Speaker
Natascia Vignaroli
(ROMA1)
Description
We performed a study of the LHC discovery reach on composite fermions (top and bottom Kaluza- Klein's) and composite gluon (KKg). We found that the KKg phenomenology is strongly dependent on the ratio between its mass and those of the heavy fermion resonances. When the KKg is below the threshold for the production of a heavy fermion, KKg decays almost completely to top pairs. Until now, this first scenario is the only one studied in the literature on the KKg search at the LHC. There is a high and difficult to reduce QCD background that makes difficult the KKg discovery at the LHC. In the opposite scenario where KKg is heavier than composite fermion pairs, the KKg total decay width becomes too large (O(TeV)) to distinguish its resonance from the background.
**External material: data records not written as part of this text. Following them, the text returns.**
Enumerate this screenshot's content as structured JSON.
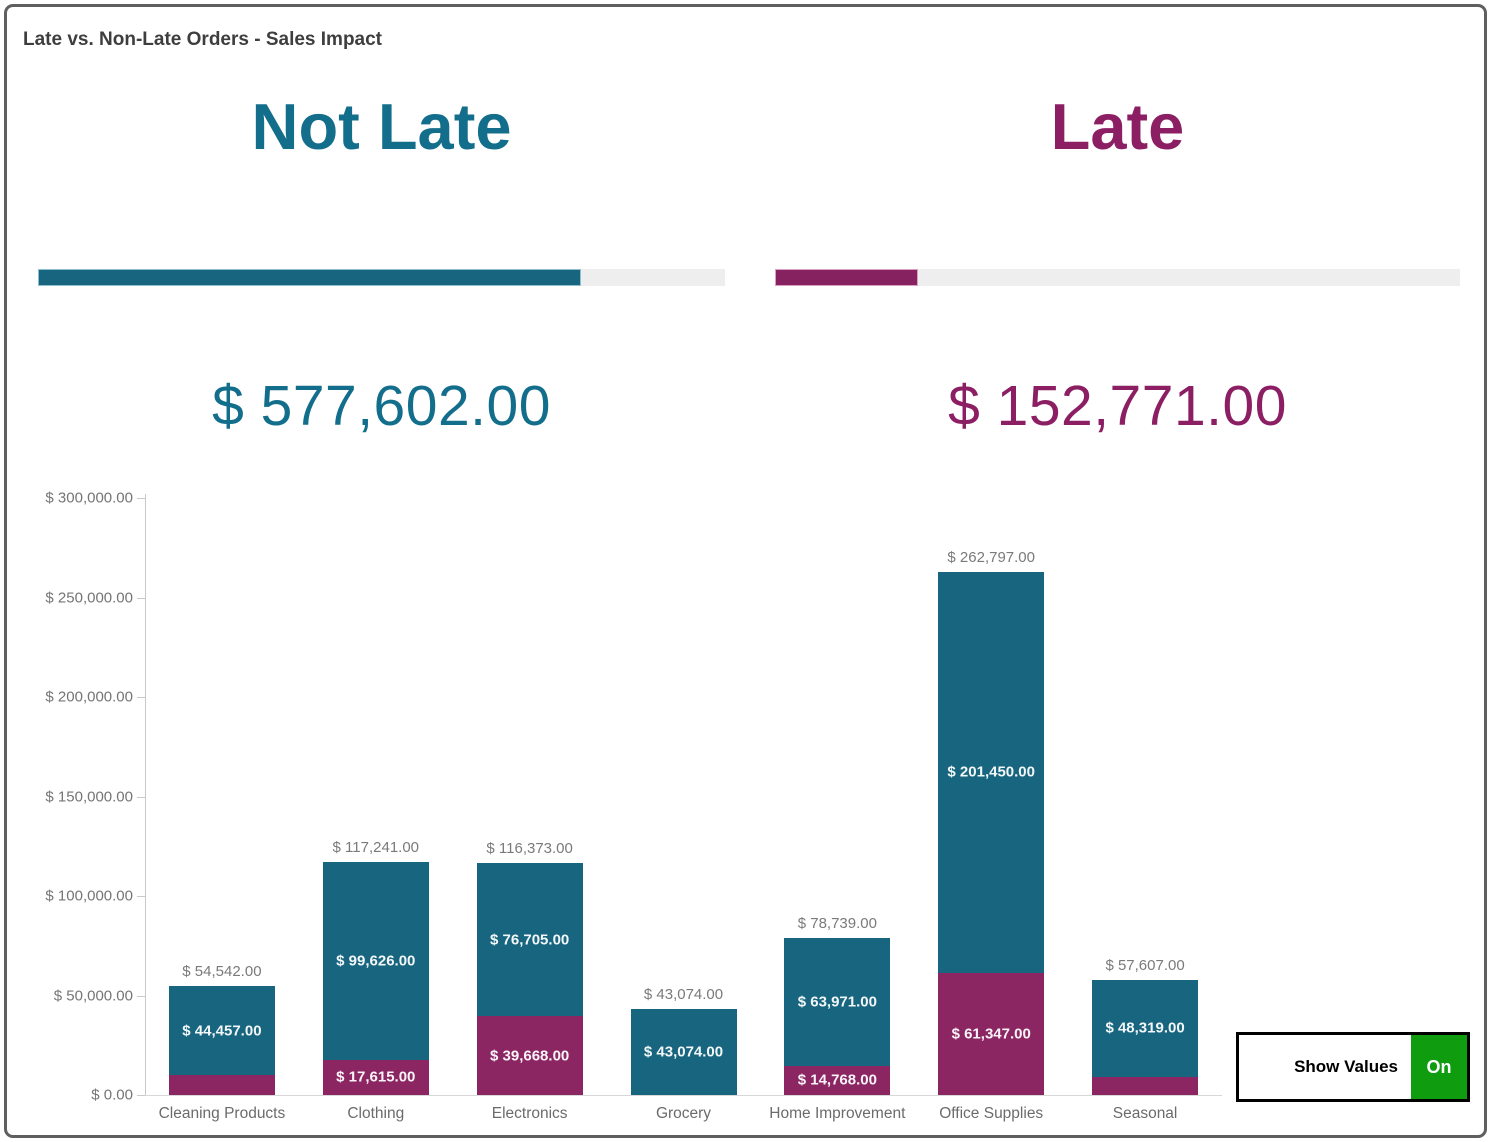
{
  "window": {
    "title": "Late vs. Non-Late Orders - Sales Impact"
  },
  "kpi": {
    "not_late": {
      "label": "Not Late",
      "value": "$ 577,602.00",
      "text_color": "#136E8C",
      "bar_color": "#17657F",
      "progress_pct": 79.1
    },
    "late": {
      "label": "Late",
      "value": "$ 152,771.00",
      "text_color": "#8C1F63",
      "bar_color": "#8C2663",
      "progress_pct": 20.9
    }
  },
  "controls": {
    "show_values_label": "Show Values",
    "toggle_state": "On",
    "toggle_color": "#0F9D0F"
  },
  "chart_data": {
    "type": "bar",
    "stacked": true,
    "title": "",
    "xlabel": "",
    "ylabel": "",
    "ylim": [
      0,
      300000
    ],
    "ytick_step": 50000,
    "ytick_labels": [
      "$ 0.00",
      "$ 50,000.00",
      "$ 100,000.00",
      "$ 150,000.00",
      "$ 200,000.00",
      "$ 250,000.00",
      "$ 300,000.00"
    ],
    "grid": false,
    "legend": false,
    "categories": [
      "Cleaning Products",
      "Clothing",
      "Electronics",
      "Grocery",
      "Home Improvement",
      "Office Supplies",
      "Seasonal"
    ],
    "series": [
      {
        "name": "Late",
        "color": "#8C2663",
        "values": [
          10085,
          17615,
          39668,
          0,
          14768,
          61347,
          9288
        ],
        "labels": [
          null,
          "$ 17,615.00",
          "$ 39,668.00",
          null,
          "$ 14,768.00",
          "$ 61,347.00",
          null
        ]
      },
      {
        "name": "Not Late",
        "color": "#17657F",
        "values": [
          44457,
          99626,
          76705,
          43074,
          63971,
          201450,
          48319
        ],
        "labels": [
          "$ 44,457.00",
          "$ 99,626.00",
          "$ 76,705.00",
          "$ 43,074.00",
          "$ 63,971.00",
          "$ 201,450.00",
          "$ 48,319.00"
        ]
      }
    ],
    "totals": [
      54542,
      117241,
      116373,
      43074,
      78739,
      262797,
      57607
    ],
    "total_labels": [
      "$ 54,542.00",
      "$ 117,241.00",
      "$ 116,373.00",
      "$ 43,074.00",
      "$ 78,739.00",
      "$ 262,797.00",
      "$ 57,607.00"
    ]
  }
}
On the other hand, the intermediate scenario where KKg is heavier than a composite fermion but lighter than heavy fermion pairs seems to be very promising for the KKg search at the LHC. This scenario seems to be also the best motivated one according to the hints from the electroweak data, flavor observables and to naturalness arguments. We suggest the KKg decays into a top (bottom) and its heavy partner as the best search channels both for the KKg and the heavy fermions. We found, indeed, that the presence of heavy fermion resonances only in the signal turns out to be very effective to reduce backgrounds.